JACKSONVILLE Fla.-- Sandy knocked the lights out of the Northeast, but the city of Baltimore isn't taking on the "superstorm" alone. About 31 JEA linemen rolled out of the River City in their bucket trucks to Baltimore.
"Their goal right now is to get everyone back on as quickly and as safely as possible," said JEA spokesperson Gerri Boyce.
"It's returning the favor," said JEA lineman Chris Richardson, who phoned in from Baltimore.
Richardson gave Action News an eyewitness account of the damage.
"They say they have about 200,000 out of lights right now," he said. "It's widespread. We started seeing the fringes of it on the way up along North Carolina.
With winds dying down, Richardson says he's getting to work, but he says JEA crews are already facing challenges.
"Everything's different like up in these areas they have different voltages inside poles, things were arranged different that in Jacksonville so you're constantly looking at new stuff that you've never seen before and trying to figure out new ways to work," said Richardson.
JEA has about a week's worth of work in Baltimore and it's possible they could be up north even longer.

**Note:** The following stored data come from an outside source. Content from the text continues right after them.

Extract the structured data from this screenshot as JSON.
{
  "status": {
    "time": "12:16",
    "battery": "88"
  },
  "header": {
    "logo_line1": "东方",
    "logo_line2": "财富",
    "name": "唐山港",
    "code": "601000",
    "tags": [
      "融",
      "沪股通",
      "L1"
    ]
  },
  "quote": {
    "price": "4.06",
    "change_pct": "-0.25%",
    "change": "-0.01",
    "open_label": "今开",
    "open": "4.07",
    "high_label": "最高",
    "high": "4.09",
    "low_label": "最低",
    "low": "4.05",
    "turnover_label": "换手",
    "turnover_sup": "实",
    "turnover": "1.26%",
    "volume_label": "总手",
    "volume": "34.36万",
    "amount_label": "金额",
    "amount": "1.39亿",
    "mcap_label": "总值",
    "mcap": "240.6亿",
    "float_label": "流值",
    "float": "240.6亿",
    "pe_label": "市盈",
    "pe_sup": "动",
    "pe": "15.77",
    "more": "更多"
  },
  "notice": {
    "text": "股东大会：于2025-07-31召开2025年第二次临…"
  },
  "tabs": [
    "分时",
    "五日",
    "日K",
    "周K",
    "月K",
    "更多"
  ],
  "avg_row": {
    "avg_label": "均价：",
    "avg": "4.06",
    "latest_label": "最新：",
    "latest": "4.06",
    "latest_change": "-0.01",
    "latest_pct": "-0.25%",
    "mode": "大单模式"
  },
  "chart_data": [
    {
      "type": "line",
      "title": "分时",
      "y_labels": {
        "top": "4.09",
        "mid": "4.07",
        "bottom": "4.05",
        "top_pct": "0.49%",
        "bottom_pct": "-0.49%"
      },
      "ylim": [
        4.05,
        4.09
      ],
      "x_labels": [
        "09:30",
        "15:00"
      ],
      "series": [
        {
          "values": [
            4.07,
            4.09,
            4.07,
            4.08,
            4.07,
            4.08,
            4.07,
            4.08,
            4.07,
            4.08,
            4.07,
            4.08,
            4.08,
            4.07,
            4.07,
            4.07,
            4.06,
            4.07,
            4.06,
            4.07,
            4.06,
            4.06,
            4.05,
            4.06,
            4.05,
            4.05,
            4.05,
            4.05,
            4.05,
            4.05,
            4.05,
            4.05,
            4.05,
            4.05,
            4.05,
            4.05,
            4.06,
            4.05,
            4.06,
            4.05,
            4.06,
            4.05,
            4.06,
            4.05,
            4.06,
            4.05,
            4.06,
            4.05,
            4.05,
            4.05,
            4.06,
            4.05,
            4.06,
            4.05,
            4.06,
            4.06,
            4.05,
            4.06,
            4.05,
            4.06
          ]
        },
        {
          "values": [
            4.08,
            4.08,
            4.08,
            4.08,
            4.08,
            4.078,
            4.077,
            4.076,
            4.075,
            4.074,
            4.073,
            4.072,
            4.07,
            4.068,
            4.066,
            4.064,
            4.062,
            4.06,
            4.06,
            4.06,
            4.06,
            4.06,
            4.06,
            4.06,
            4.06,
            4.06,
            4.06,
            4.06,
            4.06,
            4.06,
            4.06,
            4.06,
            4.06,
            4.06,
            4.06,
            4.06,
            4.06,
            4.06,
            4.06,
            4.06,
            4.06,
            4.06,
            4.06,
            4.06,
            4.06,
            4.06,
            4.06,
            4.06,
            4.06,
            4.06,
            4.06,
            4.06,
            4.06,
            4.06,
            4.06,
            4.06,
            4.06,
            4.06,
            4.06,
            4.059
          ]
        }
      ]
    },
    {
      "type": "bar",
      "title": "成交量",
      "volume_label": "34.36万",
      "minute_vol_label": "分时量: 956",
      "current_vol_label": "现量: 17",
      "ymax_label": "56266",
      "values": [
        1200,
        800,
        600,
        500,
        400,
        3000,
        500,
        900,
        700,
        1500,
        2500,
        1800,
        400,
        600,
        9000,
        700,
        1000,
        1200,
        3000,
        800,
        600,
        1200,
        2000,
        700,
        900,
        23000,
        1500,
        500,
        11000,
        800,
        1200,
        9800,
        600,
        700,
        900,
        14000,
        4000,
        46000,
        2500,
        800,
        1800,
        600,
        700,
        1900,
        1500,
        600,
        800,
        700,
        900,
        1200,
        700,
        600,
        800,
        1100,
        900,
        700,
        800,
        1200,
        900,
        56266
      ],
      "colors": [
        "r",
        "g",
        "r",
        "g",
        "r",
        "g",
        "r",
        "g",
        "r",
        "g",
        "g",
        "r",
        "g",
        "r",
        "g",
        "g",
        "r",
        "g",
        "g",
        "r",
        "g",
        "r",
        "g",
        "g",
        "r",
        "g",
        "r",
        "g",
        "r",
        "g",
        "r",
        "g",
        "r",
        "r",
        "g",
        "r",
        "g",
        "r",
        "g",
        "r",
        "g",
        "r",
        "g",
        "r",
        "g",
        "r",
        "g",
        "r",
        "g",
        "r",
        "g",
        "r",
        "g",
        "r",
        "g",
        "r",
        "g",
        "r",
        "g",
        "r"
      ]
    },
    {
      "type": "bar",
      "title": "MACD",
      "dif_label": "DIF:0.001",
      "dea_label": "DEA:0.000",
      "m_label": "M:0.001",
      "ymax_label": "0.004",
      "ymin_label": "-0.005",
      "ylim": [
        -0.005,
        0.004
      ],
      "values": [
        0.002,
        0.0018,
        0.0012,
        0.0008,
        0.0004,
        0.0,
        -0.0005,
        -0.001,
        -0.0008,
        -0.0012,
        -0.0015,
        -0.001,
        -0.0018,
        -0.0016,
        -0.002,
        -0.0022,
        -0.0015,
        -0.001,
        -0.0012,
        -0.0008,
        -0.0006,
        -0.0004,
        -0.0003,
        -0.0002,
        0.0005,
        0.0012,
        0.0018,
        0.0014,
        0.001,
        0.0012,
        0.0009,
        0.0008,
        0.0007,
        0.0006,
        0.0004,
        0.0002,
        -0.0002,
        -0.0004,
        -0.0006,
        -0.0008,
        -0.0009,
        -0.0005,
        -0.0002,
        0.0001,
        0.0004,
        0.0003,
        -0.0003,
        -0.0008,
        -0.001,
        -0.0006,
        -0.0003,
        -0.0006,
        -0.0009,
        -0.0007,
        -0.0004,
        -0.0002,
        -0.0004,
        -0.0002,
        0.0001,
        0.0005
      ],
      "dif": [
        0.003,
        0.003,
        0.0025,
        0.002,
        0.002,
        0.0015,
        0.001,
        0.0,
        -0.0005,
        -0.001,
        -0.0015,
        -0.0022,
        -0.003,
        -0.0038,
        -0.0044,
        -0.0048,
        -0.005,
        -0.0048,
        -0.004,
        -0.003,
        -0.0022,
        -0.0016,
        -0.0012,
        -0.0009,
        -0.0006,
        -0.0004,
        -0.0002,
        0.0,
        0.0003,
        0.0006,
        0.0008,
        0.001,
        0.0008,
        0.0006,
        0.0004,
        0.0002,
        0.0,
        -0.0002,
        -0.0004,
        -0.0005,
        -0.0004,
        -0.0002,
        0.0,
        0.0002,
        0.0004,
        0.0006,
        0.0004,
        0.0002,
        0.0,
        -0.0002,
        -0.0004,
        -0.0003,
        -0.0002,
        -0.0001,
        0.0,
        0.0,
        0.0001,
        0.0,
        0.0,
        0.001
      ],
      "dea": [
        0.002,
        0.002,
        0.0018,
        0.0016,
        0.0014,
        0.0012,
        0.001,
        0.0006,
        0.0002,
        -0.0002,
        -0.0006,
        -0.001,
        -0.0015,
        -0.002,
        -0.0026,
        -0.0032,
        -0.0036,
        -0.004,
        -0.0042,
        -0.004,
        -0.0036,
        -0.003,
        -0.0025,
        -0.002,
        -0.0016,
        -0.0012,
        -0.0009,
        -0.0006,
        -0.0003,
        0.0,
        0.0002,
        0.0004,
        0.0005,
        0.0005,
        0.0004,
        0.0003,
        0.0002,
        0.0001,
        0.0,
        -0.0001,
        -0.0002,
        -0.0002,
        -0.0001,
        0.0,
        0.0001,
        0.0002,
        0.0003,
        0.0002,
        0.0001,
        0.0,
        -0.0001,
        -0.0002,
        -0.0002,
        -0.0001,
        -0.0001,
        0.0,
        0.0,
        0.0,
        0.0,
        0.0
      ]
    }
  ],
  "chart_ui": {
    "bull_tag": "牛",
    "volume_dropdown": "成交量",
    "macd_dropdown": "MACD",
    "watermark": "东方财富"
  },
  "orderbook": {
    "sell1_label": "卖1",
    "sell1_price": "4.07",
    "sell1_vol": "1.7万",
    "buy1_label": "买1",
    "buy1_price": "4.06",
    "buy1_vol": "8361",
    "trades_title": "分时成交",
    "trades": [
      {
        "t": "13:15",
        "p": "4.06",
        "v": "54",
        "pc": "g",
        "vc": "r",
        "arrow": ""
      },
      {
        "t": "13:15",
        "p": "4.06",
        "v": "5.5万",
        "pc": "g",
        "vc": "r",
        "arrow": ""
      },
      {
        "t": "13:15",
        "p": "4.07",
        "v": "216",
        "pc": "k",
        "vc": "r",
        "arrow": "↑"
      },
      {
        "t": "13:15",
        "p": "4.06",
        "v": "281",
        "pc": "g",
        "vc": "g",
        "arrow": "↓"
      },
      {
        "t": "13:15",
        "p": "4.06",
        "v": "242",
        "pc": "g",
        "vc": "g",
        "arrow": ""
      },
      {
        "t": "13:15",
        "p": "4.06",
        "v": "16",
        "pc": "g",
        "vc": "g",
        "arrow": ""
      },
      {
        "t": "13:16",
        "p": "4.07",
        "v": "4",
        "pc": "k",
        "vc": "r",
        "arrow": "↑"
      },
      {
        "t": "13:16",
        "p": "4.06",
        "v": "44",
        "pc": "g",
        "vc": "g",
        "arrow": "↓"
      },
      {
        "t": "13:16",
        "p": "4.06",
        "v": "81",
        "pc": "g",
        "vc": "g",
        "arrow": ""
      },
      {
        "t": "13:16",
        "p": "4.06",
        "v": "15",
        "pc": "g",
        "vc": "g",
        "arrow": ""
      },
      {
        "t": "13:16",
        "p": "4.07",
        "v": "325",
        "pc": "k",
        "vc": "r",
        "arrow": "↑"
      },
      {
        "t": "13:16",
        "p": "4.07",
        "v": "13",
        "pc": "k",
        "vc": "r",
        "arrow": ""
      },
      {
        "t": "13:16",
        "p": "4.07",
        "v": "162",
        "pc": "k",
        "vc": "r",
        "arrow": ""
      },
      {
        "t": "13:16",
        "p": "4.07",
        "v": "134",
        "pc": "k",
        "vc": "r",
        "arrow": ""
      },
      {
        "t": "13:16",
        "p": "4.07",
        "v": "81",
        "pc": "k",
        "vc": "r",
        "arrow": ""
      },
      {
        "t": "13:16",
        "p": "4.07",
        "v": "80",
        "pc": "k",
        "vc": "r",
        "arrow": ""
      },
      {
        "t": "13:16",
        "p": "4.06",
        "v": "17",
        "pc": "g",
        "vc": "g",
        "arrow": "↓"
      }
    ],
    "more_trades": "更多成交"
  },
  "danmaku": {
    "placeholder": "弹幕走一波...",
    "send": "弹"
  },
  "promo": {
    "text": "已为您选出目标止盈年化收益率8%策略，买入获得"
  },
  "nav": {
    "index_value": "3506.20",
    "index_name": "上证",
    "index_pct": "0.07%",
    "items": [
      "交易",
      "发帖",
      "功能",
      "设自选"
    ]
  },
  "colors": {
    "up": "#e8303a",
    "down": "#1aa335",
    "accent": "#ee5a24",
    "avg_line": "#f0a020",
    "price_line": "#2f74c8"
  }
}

Other cities in the Northeast could request their help too.
"We'll go anywhere they ask us to go we're prepared to help communities and vice versa they help us pretty regularly too," said Richardson.
JEA says the more cities they help the more help Jacksonville will get in the future because of a mutual aid agreement. All the cities that JEA assists, could get a call from JEA for help in the future if they have a disaster like Sandy.